Masjid Sidnal Husein kian menarik ketika posisinya di kawasan turis yang kendati masjid sudah tutup, pelataran dan tamannya tidak pernah sepi 24 jam sebab Khan Khalili, pasar bersejarah pusat oleh-oleh Mesir itu, berada di depannya. Cafe-cafe kesohor, Elfisyawi misalnya, di mana para sastrawan besar Mesir menulis karyanya di sana berjajar rapi di depannya. Hotel dan motel juga di sekitar situ.
Ketika kita dari arah jalan besar menuju masjid, pertama kali yang dilihat oleh mata adalah menara menjulang tinggi gaya Utsmaniyah. Sebuah menara dengan bentuk runcing seperti pena di atasnya seolah menunjukkan bahwa Utsmaniyah punya missi prioritas yaitu literasi!
Sejak puluhan tahun lalu, kegiatan seminar ilmiah yang dihelat oleh Menteri Agama Mesir yang biasanya di bulan Ramadan nyaris selalu di sini.
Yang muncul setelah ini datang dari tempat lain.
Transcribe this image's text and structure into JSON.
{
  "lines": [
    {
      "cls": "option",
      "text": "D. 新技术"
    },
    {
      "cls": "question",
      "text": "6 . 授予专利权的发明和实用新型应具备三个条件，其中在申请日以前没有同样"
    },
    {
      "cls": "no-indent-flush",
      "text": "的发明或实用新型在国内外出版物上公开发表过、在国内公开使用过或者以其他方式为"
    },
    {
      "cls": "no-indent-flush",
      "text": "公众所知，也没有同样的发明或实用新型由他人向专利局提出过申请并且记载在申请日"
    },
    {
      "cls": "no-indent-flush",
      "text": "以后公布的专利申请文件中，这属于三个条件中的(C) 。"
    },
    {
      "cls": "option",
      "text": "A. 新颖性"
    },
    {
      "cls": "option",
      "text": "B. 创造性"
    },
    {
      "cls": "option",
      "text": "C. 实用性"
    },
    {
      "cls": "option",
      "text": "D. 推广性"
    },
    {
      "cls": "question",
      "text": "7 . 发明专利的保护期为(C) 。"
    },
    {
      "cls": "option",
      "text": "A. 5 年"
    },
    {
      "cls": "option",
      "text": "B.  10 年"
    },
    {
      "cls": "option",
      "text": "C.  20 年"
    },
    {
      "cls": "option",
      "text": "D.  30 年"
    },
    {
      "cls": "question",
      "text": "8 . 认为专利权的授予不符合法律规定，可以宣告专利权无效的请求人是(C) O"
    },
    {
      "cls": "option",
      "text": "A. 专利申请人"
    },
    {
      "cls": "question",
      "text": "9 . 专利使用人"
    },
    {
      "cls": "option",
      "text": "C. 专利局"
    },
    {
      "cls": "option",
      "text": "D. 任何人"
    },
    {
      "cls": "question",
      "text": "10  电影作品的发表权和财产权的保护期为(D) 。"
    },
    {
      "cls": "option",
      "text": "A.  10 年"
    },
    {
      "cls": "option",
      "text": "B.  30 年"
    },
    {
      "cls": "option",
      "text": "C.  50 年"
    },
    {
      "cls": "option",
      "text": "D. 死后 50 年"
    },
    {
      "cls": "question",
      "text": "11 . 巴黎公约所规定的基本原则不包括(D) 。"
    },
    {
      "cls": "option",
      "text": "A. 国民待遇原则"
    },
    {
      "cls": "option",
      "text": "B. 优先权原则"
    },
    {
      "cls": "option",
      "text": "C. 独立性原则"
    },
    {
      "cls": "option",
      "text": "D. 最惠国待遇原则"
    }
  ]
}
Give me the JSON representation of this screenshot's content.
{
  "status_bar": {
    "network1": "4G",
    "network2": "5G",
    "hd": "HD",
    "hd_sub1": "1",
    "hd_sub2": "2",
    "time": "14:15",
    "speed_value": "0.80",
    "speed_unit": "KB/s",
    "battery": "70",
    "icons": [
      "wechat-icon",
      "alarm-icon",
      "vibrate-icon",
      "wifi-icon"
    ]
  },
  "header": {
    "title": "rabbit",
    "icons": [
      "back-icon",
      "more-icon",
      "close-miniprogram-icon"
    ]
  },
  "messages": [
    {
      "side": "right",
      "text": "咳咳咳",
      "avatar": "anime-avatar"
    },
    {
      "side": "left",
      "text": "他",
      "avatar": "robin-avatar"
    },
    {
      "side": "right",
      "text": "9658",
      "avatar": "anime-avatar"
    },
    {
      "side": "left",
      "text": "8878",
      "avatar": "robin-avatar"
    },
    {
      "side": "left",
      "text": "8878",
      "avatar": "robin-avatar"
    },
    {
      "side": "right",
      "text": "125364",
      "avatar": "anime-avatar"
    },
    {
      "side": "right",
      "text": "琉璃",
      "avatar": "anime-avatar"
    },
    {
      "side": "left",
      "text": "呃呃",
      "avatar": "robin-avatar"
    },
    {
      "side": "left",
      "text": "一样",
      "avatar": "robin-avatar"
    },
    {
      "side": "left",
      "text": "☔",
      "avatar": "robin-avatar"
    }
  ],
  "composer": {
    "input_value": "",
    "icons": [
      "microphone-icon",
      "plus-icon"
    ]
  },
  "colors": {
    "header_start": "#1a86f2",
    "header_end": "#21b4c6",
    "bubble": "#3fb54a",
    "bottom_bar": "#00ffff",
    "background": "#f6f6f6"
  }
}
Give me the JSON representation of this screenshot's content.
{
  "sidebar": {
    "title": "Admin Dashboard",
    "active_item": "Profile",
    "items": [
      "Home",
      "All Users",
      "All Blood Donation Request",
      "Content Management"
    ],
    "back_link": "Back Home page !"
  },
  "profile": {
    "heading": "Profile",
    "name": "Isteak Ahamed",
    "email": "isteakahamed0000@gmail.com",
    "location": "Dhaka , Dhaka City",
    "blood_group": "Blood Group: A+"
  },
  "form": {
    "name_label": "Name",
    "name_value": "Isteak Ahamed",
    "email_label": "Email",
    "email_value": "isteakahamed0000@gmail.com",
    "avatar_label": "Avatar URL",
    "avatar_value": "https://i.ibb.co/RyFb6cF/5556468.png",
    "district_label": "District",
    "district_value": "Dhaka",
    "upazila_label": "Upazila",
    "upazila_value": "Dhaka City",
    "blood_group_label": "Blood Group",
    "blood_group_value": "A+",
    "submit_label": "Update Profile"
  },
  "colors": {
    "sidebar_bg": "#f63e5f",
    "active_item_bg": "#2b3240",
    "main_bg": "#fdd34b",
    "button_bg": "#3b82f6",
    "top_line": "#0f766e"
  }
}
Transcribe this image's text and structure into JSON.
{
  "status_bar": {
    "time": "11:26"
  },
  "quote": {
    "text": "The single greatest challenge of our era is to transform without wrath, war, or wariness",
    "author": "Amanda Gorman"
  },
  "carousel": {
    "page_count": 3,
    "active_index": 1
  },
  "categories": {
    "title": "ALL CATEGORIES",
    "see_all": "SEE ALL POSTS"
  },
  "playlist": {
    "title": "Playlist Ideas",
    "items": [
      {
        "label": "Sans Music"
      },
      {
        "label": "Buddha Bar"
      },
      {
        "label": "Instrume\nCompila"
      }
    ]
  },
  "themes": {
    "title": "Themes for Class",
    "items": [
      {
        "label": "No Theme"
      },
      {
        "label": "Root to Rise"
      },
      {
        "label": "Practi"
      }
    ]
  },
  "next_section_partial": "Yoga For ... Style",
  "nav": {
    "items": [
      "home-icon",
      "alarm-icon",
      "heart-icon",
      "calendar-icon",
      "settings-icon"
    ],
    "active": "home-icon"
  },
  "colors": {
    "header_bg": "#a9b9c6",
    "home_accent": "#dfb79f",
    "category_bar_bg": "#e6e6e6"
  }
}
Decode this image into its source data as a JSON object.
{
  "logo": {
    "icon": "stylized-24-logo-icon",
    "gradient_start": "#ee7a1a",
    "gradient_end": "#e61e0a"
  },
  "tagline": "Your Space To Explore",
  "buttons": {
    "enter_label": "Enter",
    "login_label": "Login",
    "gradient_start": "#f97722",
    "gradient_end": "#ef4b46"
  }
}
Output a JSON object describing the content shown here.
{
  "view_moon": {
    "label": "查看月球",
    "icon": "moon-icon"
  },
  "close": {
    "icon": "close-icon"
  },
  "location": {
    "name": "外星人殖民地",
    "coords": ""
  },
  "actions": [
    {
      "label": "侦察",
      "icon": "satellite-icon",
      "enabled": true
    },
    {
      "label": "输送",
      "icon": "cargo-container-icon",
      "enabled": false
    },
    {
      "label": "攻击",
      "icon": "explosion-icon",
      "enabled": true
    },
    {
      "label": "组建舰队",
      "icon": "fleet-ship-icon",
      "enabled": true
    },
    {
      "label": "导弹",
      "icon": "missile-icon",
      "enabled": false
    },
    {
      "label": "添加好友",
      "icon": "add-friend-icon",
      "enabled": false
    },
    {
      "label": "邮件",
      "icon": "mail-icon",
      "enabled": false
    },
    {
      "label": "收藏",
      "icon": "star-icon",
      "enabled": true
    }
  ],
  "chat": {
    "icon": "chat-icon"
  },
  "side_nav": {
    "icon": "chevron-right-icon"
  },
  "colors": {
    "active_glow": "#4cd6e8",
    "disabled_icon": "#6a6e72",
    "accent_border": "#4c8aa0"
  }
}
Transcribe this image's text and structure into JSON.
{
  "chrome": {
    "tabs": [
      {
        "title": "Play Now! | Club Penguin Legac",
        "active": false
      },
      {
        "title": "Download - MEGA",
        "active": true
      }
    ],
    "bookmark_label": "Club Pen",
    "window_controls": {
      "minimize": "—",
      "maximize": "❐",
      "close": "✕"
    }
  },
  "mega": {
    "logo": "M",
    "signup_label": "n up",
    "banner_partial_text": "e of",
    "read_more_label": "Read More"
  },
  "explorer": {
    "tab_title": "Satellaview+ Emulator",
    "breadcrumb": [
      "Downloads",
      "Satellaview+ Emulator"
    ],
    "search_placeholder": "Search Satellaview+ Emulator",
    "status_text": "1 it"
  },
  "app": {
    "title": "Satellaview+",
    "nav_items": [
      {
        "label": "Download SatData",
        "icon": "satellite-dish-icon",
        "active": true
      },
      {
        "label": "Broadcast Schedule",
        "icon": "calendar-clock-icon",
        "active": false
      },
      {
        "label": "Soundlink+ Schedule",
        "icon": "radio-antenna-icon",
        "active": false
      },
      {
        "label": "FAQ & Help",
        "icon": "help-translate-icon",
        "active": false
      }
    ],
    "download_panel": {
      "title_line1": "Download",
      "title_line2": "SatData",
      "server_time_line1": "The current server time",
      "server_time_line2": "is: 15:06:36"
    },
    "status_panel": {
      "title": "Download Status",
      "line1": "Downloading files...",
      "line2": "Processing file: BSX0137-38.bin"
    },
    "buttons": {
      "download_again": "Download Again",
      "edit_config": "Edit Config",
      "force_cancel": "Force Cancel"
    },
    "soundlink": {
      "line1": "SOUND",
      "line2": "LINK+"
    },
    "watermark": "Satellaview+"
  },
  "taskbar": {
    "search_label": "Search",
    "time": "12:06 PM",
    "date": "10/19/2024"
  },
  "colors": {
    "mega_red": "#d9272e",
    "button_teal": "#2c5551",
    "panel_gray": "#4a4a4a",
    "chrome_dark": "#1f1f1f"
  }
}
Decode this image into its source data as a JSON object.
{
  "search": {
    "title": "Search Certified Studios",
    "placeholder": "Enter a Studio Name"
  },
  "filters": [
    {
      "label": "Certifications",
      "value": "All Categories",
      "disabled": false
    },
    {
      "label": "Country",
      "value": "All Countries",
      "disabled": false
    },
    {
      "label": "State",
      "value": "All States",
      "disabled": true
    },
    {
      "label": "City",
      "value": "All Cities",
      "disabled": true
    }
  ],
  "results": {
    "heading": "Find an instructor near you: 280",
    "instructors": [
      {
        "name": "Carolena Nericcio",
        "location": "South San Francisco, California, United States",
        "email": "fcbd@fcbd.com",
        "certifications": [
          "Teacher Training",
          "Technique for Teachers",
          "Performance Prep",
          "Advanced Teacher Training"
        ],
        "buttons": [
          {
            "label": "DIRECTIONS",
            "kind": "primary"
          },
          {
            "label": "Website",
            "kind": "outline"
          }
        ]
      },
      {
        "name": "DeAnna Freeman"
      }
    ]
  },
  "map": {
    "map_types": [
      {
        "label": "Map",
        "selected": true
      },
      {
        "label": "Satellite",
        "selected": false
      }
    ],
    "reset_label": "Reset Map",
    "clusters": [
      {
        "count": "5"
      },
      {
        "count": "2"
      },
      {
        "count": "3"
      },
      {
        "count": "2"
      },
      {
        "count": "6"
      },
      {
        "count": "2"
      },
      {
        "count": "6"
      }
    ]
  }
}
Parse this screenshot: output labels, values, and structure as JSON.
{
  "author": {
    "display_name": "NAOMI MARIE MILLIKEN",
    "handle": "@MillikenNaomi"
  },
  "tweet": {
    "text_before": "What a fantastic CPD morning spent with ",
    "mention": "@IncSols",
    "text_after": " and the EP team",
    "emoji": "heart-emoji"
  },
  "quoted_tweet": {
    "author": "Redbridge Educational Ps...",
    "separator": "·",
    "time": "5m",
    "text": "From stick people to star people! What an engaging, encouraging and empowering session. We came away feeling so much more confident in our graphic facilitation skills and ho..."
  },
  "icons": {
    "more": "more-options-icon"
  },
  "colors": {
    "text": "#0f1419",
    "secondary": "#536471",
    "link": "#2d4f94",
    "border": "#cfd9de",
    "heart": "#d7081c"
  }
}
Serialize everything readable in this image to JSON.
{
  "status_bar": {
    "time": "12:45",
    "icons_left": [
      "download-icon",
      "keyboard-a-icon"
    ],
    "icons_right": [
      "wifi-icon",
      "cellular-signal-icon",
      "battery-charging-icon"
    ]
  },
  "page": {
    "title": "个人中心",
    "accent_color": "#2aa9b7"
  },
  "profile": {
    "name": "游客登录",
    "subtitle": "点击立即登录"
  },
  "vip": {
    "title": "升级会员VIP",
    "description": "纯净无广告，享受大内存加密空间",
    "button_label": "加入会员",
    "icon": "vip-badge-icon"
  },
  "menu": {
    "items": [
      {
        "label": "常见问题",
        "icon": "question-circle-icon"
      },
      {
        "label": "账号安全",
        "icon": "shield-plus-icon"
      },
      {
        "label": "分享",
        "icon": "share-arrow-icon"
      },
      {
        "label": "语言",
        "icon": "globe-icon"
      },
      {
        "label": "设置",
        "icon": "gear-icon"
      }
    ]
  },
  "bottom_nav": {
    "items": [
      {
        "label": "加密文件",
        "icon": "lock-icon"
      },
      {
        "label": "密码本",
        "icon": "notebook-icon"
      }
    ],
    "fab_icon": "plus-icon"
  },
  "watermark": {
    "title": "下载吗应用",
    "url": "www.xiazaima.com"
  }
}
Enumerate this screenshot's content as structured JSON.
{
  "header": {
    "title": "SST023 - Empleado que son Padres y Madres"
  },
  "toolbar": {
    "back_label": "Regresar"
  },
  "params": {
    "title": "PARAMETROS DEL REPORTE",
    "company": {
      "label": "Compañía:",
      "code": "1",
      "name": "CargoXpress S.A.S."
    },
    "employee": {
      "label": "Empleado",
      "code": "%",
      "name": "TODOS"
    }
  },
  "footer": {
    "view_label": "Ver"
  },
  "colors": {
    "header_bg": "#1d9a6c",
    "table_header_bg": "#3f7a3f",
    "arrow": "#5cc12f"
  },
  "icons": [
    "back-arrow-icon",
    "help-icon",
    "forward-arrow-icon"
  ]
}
Masjid ini dulu bak madrasah. Para ulama akan sangat berbangga jika diizinkan mengajar di sini. Jika kita membaca biografi para ulama, khususnya sejak Abad 12 H, kita akan dapati para ulama besar yang mengajar di sini. Di antaranya adalah Syekh Sulaiman al-Jamal yang punya Hasyiah al-Jamal atas Fathul Wahhab dalam fikih syafii dan Hasyiah al-Jamal atas Tafsir al-Jalalain.
Di dekat sini pula Sultan Shalahuddin al-Ayubi mendirikan madrasahnya, sebagaimana ia mendirikan madrasah di dekat makam Imam Syafii di Qarrafah sana.
Para qari yang dipilih untuk bertugas tilawah di sini juga melewati ujian ketat. Di antara qari kesohor Mesir yang lolos ujian dan dipilih sebagai qari di Masjid Sidnal Husein adalah Syekh Mahmud Khalil al-Hushari. Tokoh yang suaranya selalu kita dengar di seantero Indonesia di ujung senja sebagai tanda waktu Maghrib akan tiba. Benar. Beliau yang menciptakan dan melantunkan shalawat tarhim itu. Ashshalaatu wassalaamu alaiiiiik ya Rasulallaaaaah…..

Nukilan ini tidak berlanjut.